Romanowsky stain are all based on a combination of eosinate (chemically reduced eosin) and methylene blue

  • Common variants include Wright's stain, Jenner's stain, Leishman stain and Giemsa stain.
  • All are used to examine blood or bone marrow samples.
  • Nuclei stained dark blue/violet, erythrocytes pale pink & cytoplasm pale blue
  • They are preferred over H&E for inspection of blood cells because different types of leukocytes can be readily distinguished.
  • All are also suited to examination of blood to detect blood-borne parasites like malaria.
slide8
Mucicarmine is a special dye that stains only epithelial mucin (usually red). The actual chemistry remains mysterious.
  • Alcian blue stains certain mucoid substances (hyaluronic acid, sulfomucin, maybe carboxymucin depending on the recipe).
  • Trichrome uses familiar aniline dyes to stain collagen (type I, also basement membranes) blue or green and everything else some other color. The stain depends on the special way collagen is woven.
  • Acid-fast stains (ZN, auramine O, others) stain certain waxes a permanent red (or some other color). This shows up mycobacteria (TB bugs) and certain other rare substances.
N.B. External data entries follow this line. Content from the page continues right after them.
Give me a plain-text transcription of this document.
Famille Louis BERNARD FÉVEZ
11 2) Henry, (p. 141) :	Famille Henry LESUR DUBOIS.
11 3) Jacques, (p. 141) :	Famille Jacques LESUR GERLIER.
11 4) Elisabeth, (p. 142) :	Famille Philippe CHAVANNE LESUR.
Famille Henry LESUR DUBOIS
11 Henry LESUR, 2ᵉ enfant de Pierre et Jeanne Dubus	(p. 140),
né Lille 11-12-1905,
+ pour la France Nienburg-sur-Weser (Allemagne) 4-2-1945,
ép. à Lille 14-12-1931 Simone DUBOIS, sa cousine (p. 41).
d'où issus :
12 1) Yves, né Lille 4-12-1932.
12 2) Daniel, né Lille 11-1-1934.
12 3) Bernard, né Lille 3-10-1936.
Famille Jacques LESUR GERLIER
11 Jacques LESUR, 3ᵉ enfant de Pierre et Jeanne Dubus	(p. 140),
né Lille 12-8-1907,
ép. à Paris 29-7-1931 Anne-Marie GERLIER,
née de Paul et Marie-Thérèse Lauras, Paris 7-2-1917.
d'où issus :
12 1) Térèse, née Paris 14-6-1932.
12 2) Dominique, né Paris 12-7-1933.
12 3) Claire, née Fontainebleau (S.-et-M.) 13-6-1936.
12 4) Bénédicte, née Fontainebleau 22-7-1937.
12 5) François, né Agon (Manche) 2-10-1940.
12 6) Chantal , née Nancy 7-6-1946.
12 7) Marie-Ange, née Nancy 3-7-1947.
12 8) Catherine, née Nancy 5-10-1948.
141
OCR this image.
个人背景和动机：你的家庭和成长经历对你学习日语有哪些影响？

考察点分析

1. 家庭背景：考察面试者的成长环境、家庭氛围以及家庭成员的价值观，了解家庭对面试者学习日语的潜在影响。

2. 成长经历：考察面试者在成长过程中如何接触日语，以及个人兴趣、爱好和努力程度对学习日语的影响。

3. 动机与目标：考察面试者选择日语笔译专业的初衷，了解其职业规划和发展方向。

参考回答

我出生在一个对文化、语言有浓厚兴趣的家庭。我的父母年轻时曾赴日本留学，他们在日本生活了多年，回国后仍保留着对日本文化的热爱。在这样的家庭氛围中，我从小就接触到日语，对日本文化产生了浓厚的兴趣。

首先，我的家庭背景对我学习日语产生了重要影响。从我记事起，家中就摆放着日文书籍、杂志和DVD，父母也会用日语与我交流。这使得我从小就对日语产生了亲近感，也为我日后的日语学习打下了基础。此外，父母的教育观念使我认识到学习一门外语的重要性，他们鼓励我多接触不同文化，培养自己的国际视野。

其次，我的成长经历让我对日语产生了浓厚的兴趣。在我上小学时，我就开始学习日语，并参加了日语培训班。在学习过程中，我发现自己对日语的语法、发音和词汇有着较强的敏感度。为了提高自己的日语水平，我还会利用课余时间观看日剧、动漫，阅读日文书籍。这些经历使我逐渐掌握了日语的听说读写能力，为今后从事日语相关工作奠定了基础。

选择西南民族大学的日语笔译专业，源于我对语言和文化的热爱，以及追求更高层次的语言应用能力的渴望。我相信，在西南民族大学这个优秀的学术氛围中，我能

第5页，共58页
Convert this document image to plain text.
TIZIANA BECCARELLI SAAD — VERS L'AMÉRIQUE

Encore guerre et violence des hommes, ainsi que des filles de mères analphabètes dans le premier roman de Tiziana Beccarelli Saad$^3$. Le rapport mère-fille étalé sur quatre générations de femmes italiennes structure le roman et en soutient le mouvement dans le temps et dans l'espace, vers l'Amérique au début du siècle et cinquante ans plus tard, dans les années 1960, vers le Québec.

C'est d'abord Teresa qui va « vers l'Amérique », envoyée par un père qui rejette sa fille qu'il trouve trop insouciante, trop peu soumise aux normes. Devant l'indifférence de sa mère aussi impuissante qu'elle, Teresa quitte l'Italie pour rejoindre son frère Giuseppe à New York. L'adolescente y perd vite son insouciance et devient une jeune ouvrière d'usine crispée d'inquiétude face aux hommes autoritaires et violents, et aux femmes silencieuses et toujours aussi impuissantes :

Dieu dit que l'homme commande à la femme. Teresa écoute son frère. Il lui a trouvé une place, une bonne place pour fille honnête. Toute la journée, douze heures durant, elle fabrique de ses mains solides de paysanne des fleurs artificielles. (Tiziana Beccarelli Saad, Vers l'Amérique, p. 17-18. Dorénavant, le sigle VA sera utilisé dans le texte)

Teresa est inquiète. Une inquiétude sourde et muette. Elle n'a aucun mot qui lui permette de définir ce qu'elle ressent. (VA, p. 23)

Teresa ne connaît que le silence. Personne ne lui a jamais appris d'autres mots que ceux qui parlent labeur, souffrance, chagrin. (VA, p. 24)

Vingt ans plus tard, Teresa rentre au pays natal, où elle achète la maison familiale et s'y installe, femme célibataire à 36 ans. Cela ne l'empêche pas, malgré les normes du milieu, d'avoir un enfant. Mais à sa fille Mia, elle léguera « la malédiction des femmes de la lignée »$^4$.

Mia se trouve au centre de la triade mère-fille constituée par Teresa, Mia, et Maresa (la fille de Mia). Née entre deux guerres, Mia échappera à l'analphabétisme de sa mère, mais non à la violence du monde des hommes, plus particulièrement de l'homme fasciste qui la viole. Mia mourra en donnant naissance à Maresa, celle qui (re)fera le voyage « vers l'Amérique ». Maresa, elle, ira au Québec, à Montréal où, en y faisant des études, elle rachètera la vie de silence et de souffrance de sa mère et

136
  • Argentaffin stains test the ability of cell structures to bind and reduce silver, while argyrophil stains demonstrate all sites of silver binding, whether or not reduction occurs. (Everything that is argentaffin is argyrophil, but not vice-versa.)
  • Methenamine silver is the most sensitive and specific common stain for fungi and pneumocystis. It stains them black.
slide9
Elastic stains (Verhoeff, Van Gieson) selectively stain elastic fibers (typically black).
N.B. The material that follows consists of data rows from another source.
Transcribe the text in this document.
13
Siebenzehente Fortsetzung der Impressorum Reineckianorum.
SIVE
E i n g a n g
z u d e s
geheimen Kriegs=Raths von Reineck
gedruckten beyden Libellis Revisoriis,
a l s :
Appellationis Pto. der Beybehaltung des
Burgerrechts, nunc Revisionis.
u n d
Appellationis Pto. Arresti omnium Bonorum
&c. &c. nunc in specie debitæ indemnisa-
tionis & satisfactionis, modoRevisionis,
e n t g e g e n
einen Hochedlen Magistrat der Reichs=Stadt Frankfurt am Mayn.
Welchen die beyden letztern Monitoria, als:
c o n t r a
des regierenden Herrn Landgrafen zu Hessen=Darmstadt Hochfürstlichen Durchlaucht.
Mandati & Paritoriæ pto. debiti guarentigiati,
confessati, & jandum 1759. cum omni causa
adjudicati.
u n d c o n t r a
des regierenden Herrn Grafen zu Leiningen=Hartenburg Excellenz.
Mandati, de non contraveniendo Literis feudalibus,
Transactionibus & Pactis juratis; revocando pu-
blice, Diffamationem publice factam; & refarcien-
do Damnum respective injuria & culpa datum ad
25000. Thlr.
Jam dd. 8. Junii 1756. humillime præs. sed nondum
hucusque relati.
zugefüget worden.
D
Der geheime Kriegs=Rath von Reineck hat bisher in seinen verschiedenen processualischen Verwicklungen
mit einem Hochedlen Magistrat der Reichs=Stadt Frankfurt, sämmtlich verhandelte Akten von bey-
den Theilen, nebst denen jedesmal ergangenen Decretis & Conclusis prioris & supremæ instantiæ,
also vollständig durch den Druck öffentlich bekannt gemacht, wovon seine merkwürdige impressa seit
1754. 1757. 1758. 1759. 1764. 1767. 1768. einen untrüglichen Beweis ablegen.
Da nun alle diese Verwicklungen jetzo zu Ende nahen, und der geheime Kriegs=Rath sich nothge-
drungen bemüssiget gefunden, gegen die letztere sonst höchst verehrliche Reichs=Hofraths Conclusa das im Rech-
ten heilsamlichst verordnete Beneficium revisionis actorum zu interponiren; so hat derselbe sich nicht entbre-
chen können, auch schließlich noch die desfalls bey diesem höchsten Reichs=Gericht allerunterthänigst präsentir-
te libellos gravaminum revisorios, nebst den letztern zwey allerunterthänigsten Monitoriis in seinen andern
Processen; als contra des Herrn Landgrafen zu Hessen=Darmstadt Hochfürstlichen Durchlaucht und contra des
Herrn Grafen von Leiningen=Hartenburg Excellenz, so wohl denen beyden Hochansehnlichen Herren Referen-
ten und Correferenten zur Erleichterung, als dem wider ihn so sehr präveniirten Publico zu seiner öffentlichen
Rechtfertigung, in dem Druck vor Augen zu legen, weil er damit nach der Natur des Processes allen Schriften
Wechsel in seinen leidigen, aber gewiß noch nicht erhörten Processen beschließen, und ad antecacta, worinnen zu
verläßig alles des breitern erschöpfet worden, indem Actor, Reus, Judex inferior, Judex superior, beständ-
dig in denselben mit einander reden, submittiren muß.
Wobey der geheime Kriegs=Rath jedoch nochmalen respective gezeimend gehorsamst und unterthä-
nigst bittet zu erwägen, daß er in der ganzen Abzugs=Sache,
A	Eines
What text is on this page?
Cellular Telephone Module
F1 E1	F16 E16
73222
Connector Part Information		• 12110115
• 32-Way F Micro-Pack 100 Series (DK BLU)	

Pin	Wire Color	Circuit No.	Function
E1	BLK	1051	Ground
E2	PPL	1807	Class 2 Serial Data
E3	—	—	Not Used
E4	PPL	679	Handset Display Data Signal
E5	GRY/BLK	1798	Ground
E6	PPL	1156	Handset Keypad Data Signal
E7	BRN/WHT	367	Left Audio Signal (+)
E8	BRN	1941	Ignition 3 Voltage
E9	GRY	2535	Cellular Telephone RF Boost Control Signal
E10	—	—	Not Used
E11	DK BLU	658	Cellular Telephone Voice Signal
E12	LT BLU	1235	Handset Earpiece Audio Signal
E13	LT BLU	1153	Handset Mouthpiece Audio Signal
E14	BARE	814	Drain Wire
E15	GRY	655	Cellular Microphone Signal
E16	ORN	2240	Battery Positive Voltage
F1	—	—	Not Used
  • Metachromatic stains take advantage of molecule-stacking. A single dye will impart a variety of hues to different structures. The most important metachromatic dyes are those use to stain blood and bone marrow smears (the various azures); * Bismark brown imparts a metachromatic yellow on pap smears.
  • Light green stains RNA green.
  • Orange G stains disulfide bonds orange. Pathologists often add a bit of this to their eosin stain, as it gives keratin a more orange hue than most other proteins.
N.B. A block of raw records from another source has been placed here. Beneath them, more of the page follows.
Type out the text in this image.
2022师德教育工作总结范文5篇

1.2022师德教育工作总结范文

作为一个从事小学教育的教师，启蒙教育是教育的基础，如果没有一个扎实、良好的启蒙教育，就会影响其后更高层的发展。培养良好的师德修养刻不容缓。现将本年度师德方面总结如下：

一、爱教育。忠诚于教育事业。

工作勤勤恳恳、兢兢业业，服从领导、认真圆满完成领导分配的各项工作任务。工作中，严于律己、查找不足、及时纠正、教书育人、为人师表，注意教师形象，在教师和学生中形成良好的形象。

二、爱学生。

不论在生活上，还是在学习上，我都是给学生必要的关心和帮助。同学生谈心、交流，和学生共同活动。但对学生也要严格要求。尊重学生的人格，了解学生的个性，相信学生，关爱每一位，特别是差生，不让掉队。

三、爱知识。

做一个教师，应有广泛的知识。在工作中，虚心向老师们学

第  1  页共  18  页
  • Papanicolaou's stain is used for cytology (i.e., smears of cells on glass slides, "Pap" smears). It contains hematoxylin, eosin, light green, orange G, and sometimes Bismark brown.
  • Methyl green pyronine stains RNA red and everything else green. It is of historic interest.
  • Immunostaining (immunofluorescence, immunoperoxidase) uses monoclonal antibodies to demonstrate specific antigens (i.e., specific proteins) in tissues.
gram staining
Gram-Staining
  • Gram staining is used to determine gram status to classify bacteria broadly.
  • It is based on the composition of bacterial cell wall.
  • Gram staining uses crystal violet to stain cell walls, iodine as a mordant, and a fuchsin or safranin counterstain to mark all bacteria.
  • Gram status is important in medicine; the presence or absence of a cell wall will change the bacterium's susceptibility to some antibiotics.
  • Gram-positive bacteria stain dark blue or violet.
  • Their cell wall is typically rich with peptidoglycan and lacks the secondary membrane and lipopolysaccharide layer found in Gram-negative bacteria.
  • Gram-negative organisms will usually appear red or pink (counterstained).
  • Due to the presence of higher lipid content, after alcohol-treatment, the porosity of the cell wall increases & hence the CVI complex (Crystal violet -Iodine) can pass through. Thus, the primary stain is not retained.
  • Also, in contrast to most Gram-positive bacteria, Gram-negative bacteria have only a few layers of peptidoglycan and a secondary cell membrane made primarily of lipopolysaccharide.